Nous ne sçavons pas ce que fit Maximus, dont le regne ne fut que de deux mois et demi ; mais nous venons de voir qu’un des principaux soins d’Avitus fut celui de demander à Martian l’unanimité. Nous verrons encore dans la suite de cette histoire, les successeurs d’Avitus en user comme lui, et nous rapporterons même qu’Anthemius, à qui l’empereur d’Orient avoit conferé l’empire d’Occident, comme s’il lui eût conferé le consulat ou quelqu’autre dignité, dont la libre disposition appartenoit à l’empereur d’Orient, fut reconnu empereur dans tout le partage d’Occident, en vertu de cette collation. En effet, quand l’empire d’Occident venoit à vaquer, il étoit réputé même dans l’étenduë de son territoire, être dévolu de droit à l’empereur d’Orient, et lui appartenir pour lors légitimement. Idace, évêque dans l’Espagne, après avoir parlé de la mort d’Honorius, à la place de qui un parti avoit installé Joannes, écrit : » Honorius écant mort, Theodose le jeune Neveu d’Honorius, & qui depuis la mort de son Pere Arcadius regnoit déja sur le Partage d’Orient, devint seul Souverain & unique Monarque de tout l’Empire. »

Cassiodore dit expressément qu’après la mort d’Honorius, la monarchie Romaine appartint en entier à l’empereur Theodose Le Jeune. Nous avons rapporté ci-dessus un passage de Béda, où cet auteur, en racontant ce qui s’étoit passé dans l’empire d’Occident, ne laisse pas de dater les évenemens par les années du regne de ce même Theodose en Occident, quoique Valentinien III, à qui Theodose avoit cedé ses droits, y regnât actuellement, quand ces évenemens étoient arrivés.

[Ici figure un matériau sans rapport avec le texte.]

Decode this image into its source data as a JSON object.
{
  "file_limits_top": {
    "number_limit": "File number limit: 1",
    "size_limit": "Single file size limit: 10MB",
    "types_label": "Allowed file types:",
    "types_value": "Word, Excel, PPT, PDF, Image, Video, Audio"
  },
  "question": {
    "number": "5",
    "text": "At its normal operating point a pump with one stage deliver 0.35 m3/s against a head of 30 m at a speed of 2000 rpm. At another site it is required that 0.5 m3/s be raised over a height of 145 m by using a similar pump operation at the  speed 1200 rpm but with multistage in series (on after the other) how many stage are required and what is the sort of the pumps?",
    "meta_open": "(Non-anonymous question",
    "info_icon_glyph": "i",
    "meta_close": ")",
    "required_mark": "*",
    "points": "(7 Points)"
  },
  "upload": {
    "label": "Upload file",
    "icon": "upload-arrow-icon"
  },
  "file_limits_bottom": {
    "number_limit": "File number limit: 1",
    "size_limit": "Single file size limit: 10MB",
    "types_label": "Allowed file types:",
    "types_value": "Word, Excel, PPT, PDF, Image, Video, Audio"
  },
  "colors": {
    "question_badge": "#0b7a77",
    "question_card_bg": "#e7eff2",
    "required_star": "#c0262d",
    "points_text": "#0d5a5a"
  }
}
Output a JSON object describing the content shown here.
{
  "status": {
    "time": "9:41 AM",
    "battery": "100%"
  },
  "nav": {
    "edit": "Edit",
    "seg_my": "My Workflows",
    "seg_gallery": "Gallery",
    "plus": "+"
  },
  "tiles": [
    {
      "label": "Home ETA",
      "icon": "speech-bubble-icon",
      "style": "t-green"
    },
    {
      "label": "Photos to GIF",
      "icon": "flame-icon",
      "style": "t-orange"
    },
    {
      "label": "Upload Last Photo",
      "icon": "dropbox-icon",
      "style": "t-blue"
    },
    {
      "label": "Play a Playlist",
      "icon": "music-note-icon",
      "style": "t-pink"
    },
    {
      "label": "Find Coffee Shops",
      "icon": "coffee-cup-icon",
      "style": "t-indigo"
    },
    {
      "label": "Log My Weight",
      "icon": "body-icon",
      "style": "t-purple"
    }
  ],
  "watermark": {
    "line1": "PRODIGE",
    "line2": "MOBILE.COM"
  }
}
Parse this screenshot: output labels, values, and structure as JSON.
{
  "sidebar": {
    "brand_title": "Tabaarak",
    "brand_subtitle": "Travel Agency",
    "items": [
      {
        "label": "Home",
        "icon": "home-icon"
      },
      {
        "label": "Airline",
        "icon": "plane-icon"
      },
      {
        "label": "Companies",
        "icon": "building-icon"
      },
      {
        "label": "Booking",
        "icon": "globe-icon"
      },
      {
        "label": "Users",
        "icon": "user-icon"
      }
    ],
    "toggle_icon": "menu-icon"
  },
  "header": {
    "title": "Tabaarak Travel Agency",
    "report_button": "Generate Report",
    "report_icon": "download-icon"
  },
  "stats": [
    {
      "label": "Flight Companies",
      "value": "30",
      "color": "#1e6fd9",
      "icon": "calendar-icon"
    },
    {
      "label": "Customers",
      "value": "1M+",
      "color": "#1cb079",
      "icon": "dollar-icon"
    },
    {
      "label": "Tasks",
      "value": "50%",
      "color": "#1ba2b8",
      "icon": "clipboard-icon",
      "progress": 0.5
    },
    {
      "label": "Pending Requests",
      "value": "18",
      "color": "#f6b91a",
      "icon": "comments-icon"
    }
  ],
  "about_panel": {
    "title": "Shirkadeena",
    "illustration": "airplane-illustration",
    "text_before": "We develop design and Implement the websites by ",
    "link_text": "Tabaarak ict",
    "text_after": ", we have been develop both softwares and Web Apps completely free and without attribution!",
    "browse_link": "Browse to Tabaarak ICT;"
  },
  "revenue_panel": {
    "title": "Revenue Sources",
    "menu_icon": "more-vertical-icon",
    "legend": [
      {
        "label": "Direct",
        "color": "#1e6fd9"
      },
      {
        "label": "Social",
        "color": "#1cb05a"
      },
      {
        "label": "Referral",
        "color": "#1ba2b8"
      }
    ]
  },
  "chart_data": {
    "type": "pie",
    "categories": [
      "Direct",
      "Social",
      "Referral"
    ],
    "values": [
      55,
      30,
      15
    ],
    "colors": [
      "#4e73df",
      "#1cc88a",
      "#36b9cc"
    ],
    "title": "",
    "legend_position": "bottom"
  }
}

On ne peut point objecter, et nous l’avons déja montré, que ce droit de réunion fut attaché au sang de Theodose Le Grand, et non pas à la couronne impériale d’Orient. Le même Idace dit sur l’an quatre cens cinquante-cinq : « Après la mort de Valentinien, Martian, qui depuis quatre années étoit Empereur d’Orient, devint seul Monarque du Monde Romain. » Nous avons déja observé que Martian n’étoit point du sang de Theodose Le Grand. D’ailleurs, il ne devint point de fait empereur d’Occident, et il n’y fut jamais proclamé. Quand Idace s’explique comme il le fait, c’est donc uniquement par rapport au droit de ce prince.

On observera encore que les empereurs d’Orient, à qui, comme il sera rapporté dans la suite, les successeurs d’Avitus demanderent l’unanimité n’étoient pas de la descendance de Theodose le pere, non plus que Martian. Après avoir prouvé l’existence du droit des empereurs d’Orient, voyons quelle pouvoit être son origine.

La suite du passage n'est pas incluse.